Zhou, Z.L. & Byron Ahn. 2019. Is this in the phonology? Examining the intonational phonetics-phonology interface with American English polar questions. In Sasha Calhoun, Paola Escudero, Marija Tabain, & Paul Warren (eds.), Proceedings of the 19th International Congress of Phonetic Sciences, Melbourne, Australia 2019, 2450–2454. Canberra, Australia: Australasian Speech Science and Technology Association Inc.
In this paper, we discuss a priori unexpected pitch movements (spurious pitch movements; SPMs) preceding the L* in rising MAE polar questions. In experimental data, we find two non-canonical contours: a rise-fall SPM with a peak, and a steady-high-and-fall SPM with a plateau. In both, the alignment and scaling of SPMs is more variable than might be predictable with MAE_ToBI as currently defined.

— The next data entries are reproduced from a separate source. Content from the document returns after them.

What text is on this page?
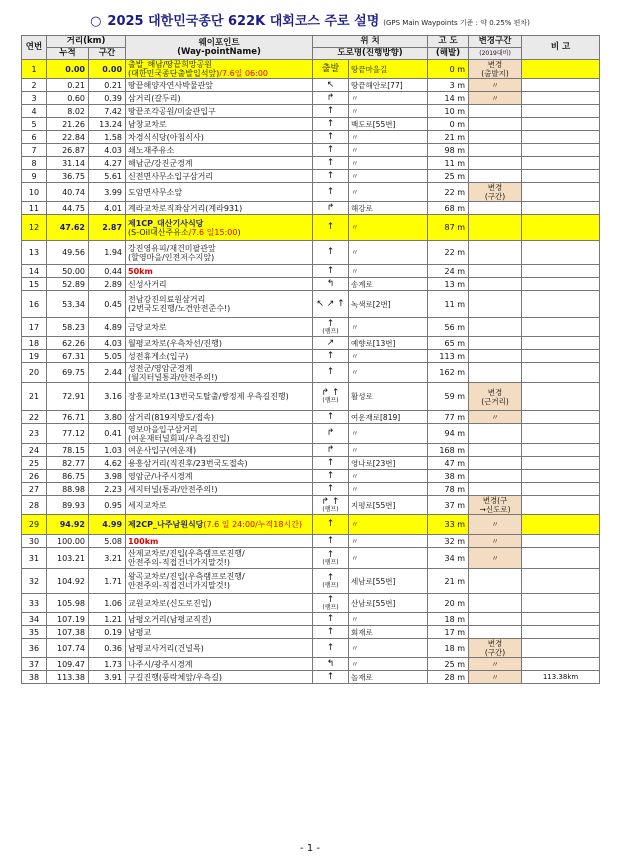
○ 2025 대한민국종단 622K 대회코스 주로 설명 (GPS Main Waypoints 기준 : 약 0.25% 편차)
연번	거리(km)		웨이포인트
(Way-pointName)	위 치		고 도	변경구간	비 고
	누적	구간		도로명(진행방향)		(해발)	(2019대비)	
1	0.00	0.00	출발_해남/땅끝희망공원
(대한민국종단출발입석앞)/7.6일 06:00	출발	땅끝마을길	0 m	변경
(출발지)	
2	0.21	0.21	땅끝해양자연사박물관앞	↖	땅끝해안로[77]	3 m	〃	
3	0.60	0.39	삼거리(갈두리)	↱	〃	14 m	〃	
4	8.02	7.42	땅끝조각공원/미술관입구	↑	〃	10 m		
5	21.26	13.24	남창교차로	↑	백도로[55번]	0 m		
6	22.84	1.58	차경식식당(아침식사)	↑	〃	21 m		
7	26.87	4.03	쇄노재주유소	↑	〃	98 m		
8	31.14	4.27	해남군/강진군경계	↑	〃	11 m		
9	36.75	5.61	신전면사무소입구삼거리	↑	〃	25 m		
10	40.74	3.99	도암면사무소앞	↑	〃	22 m	변경
(구간)	
11	44.75	4.01	계라교차로직좌삼거리(계라931)	↱	해강로	68 m		
12	47.62	2.87	제1CP_대산기사식당
(S-Oil대산주유소/7.6 일15:00)	↑	〃	87 m		
13	49.56	1.94	강진영유피/재건미팔관앞
(할영마을/인전저수지앞)	↑	〃	22 m		
14	50.00	0.44	50km	↑	〃	24 m		
15	52.89	2.89	신성사거리	↰	송계로	13 m		
16	53.34	0.45	전남강진의료원삼거리
(2번국도진행/노견안전준수!)	↖ ↗ ↑	녹색로[2번]	11 m		
17	58.23	4.89	금당교차로	↑
(램프)	〃	56 m		
18	62.26	4.03	월평교차로(우측차선/진행)	↗	예향로[13번]	65 m		
19	67.31	5.05	성전휴게소(입구)	↑	〃	113 m		
20	69.75	2.44	성전군/영암군경계
(월지터널통과/안전주의!)	↑	〃	162 m		
21	72.91	3.16	장흥교차로(13번국도탈출/쌍정제 우측길진행)	↱ ↑
(램프)	활성로	59 m	변경
(근거리)	
22	76.71	3.80	삼거리(819지방도/접속)	↑	여운재로[819]	77 m	〃	
23	77.12	0.41	영보마을입구삼거리
(여운재터널회피/우측길진입)	↱	〃	94 m		
24	78.15	1.03	여운사입구(여운재)	↱	〃	168 m		
25	82.77	4.62	용흥삼거리(직진후/23번국도접속)	↑	영나로[23번]	47 m		
26	86.75	3.98	영암군/나주시경계	↑	〃	38 m		
27	88.98	2.23	세지터널(통과/안전주의!)	↑	〃	78 m		
28	89.93	0.95	세지교차로	↱ ↑
(램프)	지평로[55번]	37 m	변경(구
→신도로)	
29	94.92	4.99	제2CP_나주남원식당(7.6 일 24:00/누적18시간)	↑	〃	33 m	〃	
30	100.00	5.08	100km	↑	〃	32 m	〃	
31	103.21	3.21	산제교차로/진입(우측램프로진행/
안전주의-직접건너가지말것!)	↑
(램프)	〃	34 m	〃	
32	104.92	1.71	왕곡교차로/진입(우측램프로진행/
안전주의-직접건너가지말것!)	↑
(램프)	세남로[55번]	21 m		
33	105.98	1.06	교원교차로(신도로진입)	↑
(램프)	산남로[55번]	20 m		
34	107.19	1.21	남평오거리(남평교직진)	↑	〃	18 m		
35	107.38	0.19	남평교	↑	회재로	17 m		
36	107.74	0.36	남평교사거리(건널목)	↑	〃	18 m	변경
(구간)	
37	109.47	1.73	나주시/광주시경계	↰	〃	25 m	〃	
38	113.38	3.91	구길진행(풍락체앞/우측길)	↑	놀재로	28 m	〃	113.38km
- 1 -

We present a linear mixed effects model which shows that SPMs reflect fine-grained detail related to fluency and emotional state, but also the semantico-pragmatics of the discourse context: they appear to be correlated with fewer expectations about possible answers. Our results necessitate a model in which this type of phonetic variation can be understood as linguistically structured and motivated.
Gasser, Emily, Byron Ahn, Donna Jo Napoli & Z.L. Zhou. 2019. Production, perception, and communicative goals of American newscaster speech. Language in Society48(2). 233–259.
Listeners often have the intuition that the speech of broadcast news reporters somehow ‘sounds different’; previous literature supports this observation and has described some distinctive aspects of newscaster register. This article presents two studies further describing the characteristic properties and functions of American English newscaster speech, focusing specifically on prosody. In the first, we investigate the production of newscaster speech. We describe the measurable differences in pitch, speed, intensity, and melodic features between newscaster and conversational speech, and connect those traits to perceptions of authority, credibility, charisma, and related characteristics. In the second, we investigate the perception of newscaster speech. Our experiments demonstrate that listeners can distinguish newscaster from conversational speech given only prosodic information, and that they use a subset of the newscasters’ distinguishing features to do so.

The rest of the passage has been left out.